A Novel Technique for Evaluating the Effective Permittivity of Inhomogeneous Interconnects Based on the Monotonicity Property

This paper presents a novel homogenization technique to retrieve the effective permittivity of an interconnect embedded in inhomogeneous dielectrics, with an arbitrary number of conductors. The technique is based on the monotonicity property of suitable matrices associated with the transmission line model. The effective permittivity values are obtained by checking an index related to the eigenvalues of such matrices. The technique requires only the knowledge, at a single frequency point, of any of the terminal matrices describing the original line (e.g., impedance, admittance, or scattering matrices), either obtained by measurements or by simulations.
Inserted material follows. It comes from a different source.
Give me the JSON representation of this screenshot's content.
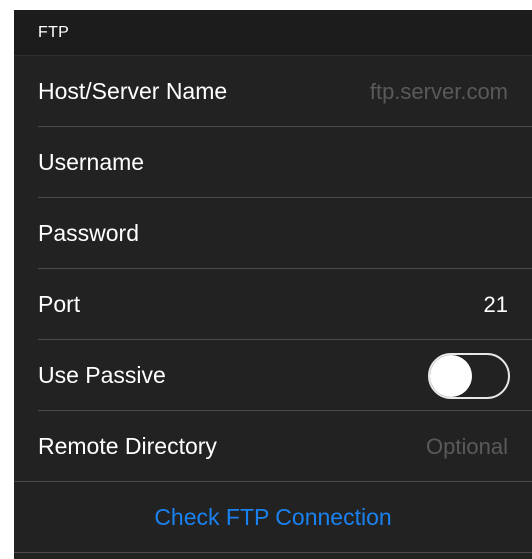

Depending on the applications, the technique can identify one or two values for the effective permittivity. In the first case, the original inhomogeneous line can be replaced by an equivalent line, embedded in a homogeneous dielectric. In the second case, two equivalent homogeneous lines are identified, which cannot replace the inhomogeneous line, but can be used to obtain the lower and upper bounds to its performance (in terms of significant physical signatures, such as stored energy, propagation velocities, delay times, and characteristic impedance). The mathematical theorems supporting the technique are rigorously proven. The technique is shown to be consistent with the existing results in the literature and is experimentally validated. Several case studies are carried out, including cables, microstrips, and multilayered interconnects.